In my previous blog, we looked at Convulational and Recurrent Neural Networks. Let’s look into another type of Deep Learning - Reinforcement Learning. The principle behind reinforcement learning is simple - taking the best actions (which is defined by the 'policy') for a given state. The policy defines the probability of succession for each action at a given state. The action with the highest probability for succession is the ‘best action’.
The goal of reinforcement learning is to calculate the optimal policy. This is done by repeatedly running through all the actions for a given state, and rewarding the action if the desired solution is achieved else penalize the action.
The idea behind reinforcement learning is to find the optimal balance between exploring the available choices and using the acquired knowledge. Models trained using reinforcement learning are even better humans when it comes to playing Atari games. Such models are trained with pixel inputs only.

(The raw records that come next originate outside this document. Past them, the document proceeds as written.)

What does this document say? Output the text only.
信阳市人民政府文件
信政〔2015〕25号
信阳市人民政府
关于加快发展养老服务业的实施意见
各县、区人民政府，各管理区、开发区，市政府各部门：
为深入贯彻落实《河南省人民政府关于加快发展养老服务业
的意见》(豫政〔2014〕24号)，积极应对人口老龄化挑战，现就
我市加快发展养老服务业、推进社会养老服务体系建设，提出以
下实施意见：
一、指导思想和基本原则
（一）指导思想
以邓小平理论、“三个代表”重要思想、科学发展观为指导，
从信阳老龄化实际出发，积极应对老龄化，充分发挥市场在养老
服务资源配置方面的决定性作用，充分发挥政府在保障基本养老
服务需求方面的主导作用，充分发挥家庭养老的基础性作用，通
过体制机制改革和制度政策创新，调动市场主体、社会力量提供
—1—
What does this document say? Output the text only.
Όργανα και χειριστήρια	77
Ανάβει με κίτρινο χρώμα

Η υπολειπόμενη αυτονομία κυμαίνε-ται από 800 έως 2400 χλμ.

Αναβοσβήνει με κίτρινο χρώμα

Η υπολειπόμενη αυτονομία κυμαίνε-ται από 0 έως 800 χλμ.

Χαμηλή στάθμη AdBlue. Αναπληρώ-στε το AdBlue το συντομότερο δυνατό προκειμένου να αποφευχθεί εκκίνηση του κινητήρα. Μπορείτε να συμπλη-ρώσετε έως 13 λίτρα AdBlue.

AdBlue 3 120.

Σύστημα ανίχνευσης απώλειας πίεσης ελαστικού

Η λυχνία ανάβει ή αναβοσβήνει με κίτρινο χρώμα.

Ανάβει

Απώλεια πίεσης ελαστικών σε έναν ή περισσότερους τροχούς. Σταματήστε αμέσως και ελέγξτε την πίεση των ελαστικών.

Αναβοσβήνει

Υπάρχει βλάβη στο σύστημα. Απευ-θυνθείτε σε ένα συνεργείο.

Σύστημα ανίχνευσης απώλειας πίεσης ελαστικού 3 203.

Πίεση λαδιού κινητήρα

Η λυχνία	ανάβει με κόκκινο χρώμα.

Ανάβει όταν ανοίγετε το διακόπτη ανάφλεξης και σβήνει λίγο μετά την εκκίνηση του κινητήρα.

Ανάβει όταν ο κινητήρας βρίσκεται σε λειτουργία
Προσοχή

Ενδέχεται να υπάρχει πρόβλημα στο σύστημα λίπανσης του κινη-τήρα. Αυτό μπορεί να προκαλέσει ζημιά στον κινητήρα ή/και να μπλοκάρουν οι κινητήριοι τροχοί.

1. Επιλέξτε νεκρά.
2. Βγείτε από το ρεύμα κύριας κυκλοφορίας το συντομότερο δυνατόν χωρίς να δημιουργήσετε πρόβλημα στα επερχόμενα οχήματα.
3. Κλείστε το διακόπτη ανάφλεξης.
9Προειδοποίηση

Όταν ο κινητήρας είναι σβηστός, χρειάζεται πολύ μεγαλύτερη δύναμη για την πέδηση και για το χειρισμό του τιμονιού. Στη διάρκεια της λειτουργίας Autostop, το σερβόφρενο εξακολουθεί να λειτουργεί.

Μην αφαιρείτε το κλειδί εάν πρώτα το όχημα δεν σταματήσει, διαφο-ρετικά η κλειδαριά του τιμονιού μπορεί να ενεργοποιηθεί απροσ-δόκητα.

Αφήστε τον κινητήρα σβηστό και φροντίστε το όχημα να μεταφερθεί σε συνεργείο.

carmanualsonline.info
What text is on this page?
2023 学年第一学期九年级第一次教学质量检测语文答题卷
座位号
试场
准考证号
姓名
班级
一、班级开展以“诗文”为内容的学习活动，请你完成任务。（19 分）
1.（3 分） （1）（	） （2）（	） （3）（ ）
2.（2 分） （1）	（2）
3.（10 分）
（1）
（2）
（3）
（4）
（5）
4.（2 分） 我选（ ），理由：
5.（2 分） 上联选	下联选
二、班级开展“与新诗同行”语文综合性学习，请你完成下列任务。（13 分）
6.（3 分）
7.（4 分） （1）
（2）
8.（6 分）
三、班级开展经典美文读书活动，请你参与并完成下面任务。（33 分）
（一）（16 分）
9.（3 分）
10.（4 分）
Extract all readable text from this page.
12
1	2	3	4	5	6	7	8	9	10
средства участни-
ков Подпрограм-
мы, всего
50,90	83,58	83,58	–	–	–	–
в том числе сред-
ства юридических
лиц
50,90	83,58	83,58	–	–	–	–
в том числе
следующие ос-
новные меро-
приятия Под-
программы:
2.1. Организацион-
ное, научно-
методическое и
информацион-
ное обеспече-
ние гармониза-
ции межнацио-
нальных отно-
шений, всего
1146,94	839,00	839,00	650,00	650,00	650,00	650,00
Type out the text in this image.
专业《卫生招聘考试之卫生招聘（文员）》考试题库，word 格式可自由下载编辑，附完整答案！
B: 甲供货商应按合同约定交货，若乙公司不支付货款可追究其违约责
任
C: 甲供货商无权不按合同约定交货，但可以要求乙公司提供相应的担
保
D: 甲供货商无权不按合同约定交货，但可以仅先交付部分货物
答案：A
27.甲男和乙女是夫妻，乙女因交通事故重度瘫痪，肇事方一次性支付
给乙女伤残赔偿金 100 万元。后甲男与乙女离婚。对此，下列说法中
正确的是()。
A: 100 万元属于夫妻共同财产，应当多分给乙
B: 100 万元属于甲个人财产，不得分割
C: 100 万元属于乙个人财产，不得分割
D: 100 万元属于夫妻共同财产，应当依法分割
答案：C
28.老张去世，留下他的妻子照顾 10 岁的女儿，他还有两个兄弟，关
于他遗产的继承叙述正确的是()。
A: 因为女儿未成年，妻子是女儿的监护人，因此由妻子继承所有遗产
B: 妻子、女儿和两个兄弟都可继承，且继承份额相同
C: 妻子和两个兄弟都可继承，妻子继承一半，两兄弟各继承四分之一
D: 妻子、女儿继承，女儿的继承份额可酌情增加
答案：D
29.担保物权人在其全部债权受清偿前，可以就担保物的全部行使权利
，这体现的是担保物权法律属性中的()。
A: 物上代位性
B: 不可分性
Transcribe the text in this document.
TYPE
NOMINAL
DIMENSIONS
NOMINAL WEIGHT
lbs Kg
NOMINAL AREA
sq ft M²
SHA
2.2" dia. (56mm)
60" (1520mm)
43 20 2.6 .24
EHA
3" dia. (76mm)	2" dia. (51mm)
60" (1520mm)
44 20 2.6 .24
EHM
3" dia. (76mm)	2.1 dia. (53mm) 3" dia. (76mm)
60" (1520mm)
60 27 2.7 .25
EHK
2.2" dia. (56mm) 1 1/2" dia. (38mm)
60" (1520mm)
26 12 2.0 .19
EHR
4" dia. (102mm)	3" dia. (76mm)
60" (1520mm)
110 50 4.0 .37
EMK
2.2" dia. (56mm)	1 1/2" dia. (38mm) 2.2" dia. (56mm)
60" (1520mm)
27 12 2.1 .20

There are two components - agent and environment. The agent is the RL model and the environment is the object that the agent takes action upon. Based on the knowledge or policy and the state, the agent responds with an action. The agent updates it’s knowledge based on the reward sent by the environment. This cycle goes on until the environment sends the terminating call.
Let’s discuss some RL algorithms,
Q-Learning
What makes Q-Learning unique is the Policy Iteration. In policy iteration a cycle of Policy Evaluation and Policy Improvement is performed. In the Policy Evaluation stage, a certain algorithm is used to evaluate the current policy. Similarly, using a certain algorithm the policy is improved in the Policy Improvement stage. This implies that the agent chooses an action based on an updated (greedy) policy. This makes Q-Learning an off-policy Reinforcement Learning.
State-Action-Reward-State-Action (SARSA)
SARSA is an on-policy Reinforcement Learning. Which means the action is based on the current policy rather than any other policy (as seen in Q-Learning). This doesn’t mean that the policy isn’t updated at all. The policy gets updated based on the reward of the previous action.